Ma in questa situazione, il problema per la Bulgaria potrebbe essere la reazione della NATO e dell’UE, dal momento che Deljan Peevski è soggetto alle sanzioni degli Stati Uniti e del Regno Unito ai sensi della legge Magnitskij dal 2021 per “corruzione, concussione e appropriazione indebita”. Inoltre, i politici turchi provenienti dalla Bulgaria sono indissolubilmente legati alla Turchia, ed Erdoğan rappresenta attualmente più un problema per gli Stati Uniti e l’UE che una parte della soluzione a questioni controverse. Inoltre, non è chiaro alla NATO e all’UE come Borisov si comporterà in tali circostanze in futuro. Borisov ha governato sovranamente la Bulgaria per 12 anni come uno “stabilocrate” sostenuto da Washington e Bruxelles, ma dopo aver perso il potere nel 2021, gli Stati Uniti e l’UE non sono venuti in sua difesa e hanno chiarito che non contavano seriamente su di lui. Altri politici bulgari entrarono nelle loro grazie e Borisov rimase solo. E’ vero, sia durante questa che durante le precedenti campagne elettorali, Borisov si è affermato come un candidato aperto alla cooperazione con l’Occidente, non ha criticato troppo le politiche degli Stati Uniti e dell’UE, ma rimane ancora aperta la questione: quanto in questo comportamento sia stata la mimica, quanto una retorica forzata, quanto una tattica e quanto sincera convinzione?
Per questo motivo, come terza opzione viene presa in considerazione la possibilità che PP-DB diventi un partner in seno al governo.

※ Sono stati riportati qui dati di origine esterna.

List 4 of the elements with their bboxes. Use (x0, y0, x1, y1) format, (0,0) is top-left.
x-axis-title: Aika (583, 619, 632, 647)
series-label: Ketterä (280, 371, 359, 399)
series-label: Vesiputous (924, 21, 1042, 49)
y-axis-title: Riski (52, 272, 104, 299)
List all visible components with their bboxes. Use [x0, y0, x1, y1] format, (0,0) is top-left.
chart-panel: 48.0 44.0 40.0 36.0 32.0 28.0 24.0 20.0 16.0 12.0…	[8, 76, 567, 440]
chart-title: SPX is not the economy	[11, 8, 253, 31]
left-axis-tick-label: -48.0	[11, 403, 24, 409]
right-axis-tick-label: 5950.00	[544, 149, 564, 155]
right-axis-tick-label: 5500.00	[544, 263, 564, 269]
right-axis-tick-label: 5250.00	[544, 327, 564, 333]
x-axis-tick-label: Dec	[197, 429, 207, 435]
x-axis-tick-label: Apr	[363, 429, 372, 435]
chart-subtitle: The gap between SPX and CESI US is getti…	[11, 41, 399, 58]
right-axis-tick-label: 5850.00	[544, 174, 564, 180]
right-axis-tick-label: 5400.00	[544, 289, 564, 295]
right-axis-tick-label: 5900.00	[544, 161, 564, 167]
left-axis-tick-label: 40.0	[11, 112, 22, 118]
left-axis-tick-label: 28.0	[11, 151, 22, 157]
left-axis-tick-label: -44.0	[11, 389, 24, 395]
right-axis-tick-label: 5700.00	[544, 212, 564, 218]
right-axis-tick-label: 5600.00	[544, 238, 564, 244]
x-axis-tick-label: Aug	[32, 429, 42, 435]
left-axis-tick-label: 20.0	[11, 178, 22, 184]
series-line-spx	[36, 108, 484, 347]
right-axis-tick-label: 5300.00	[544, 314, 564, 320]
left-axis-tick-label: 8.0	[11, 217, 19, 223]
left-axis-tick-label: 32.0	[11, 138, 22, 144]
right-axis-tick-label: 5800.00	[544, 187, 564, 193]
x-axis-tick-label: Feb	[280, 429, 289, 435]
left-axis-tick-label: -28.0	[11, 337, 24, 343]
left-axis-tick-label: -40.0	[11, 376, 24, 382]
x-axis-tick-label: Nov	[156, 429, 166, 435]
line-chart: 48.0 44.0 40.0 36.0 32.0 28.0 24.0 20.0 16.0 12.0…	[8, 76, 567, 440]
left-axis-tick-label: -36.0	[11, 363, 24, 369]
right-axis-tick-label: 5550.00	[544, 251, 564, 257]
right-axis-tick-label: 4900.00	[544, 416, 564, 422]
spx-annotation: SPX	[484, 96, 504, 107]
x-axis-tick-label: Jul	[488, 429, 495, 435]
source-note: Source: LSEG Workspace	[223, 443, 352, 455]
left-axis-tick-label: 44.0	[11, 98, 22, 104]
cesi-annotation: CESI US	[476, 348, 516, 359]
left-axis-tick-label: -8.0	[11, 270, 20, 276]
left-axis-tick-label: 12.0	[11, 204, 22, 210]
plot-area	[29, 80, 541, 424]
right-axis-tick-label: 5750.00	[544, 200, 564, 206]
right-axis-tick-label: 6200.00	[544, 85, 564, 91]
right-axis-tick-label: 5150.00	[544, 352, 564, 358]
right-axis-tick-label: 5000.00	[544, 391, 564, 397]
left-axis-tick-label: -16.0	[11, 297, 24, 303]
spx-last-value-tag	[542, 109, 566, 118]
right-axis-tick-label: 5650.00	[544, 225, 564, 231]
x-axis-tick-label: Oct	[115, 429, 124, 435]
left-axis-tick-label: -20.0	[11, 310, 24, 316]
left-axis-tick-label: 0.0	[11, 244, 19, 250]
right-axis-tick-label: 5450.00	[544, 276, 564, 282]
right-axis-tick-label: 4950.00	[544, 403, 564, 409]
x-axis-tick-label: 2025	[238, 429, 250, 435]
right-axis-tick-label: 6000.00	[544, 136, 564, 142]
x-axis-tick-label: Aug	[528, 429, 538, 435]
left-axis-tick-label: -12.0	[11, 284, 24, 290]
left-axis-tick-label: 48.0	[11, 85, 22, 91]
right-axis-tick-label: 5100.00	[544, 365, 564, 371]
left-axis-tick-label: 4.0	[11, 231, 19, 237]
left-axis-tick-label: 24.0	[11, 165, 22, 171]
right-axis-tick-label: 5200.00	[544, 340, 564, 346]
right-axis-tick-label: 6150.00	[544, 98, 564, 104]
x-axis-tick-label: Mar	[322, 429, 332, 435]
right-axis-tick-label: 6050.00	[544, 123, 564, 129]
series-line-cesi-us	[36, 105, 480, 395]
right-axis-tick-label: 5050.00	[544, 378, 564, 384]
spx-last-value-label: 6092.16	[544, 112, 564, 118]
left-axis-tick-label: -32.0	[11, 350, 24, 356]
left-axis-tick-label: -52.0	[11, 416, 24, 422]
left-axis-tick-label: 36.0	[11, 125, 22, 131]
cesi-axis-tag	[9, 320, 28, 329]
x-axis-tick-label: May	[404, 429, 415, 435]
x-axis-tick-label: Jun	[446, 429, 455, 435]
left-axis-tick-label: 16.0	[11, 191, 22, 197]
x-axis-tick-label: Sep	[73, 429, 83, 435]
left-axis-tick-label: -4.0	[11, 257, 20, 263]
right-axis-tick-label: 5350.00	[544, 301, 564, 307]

Naturalmente entreranno nel governo se Washington e Bruxelles lo richiederanno. L’ostacolo a questa opzione non è solo il rifiuto del PP-DB di concludere un accordo con Borisov e Peevski, ma anche il fatto che questi dovranno essere “azionisti di minoranza” in questo nuovo allineamento delle forze politiche. Non riceveranno la carica di primo ministro, non riceveranno nemmeno più di due ministeri chiave, il che significa che non potranno imporre la loro politica al nuovo governo.
Occorre quindi considerare un quarto scenario possibile. Si tratta della creazione di un cosiddetto “governo di specialisti tecnici”, che sarà sostenuto da un blocco più ampio di Partiti e che, su proposta di questi Partiti, includerà nuovi politici, intellettuali ed esperti. In verità, tutti i precedenti tentativi di creare e gestire “governi di esperti” negli Stati balcanici si sono conclusi senza gloria. Non c’è motivo di credere che un progetto simile avrà successo in Bulgaria. Ma in una situazione di pressione da tutte le parti, se non ci sono altre soluzioni, questa opzione non dovrebbe essere esclusa. E anche se a prima vista sembra la cosa più logica organizzare nuove elezioni, c’è il rischio enorme che gli elettori bulgari lo percepiscano come un comportamento del tutto irresponsabile e puniscano i politici con un assenteismo di massa alle urne.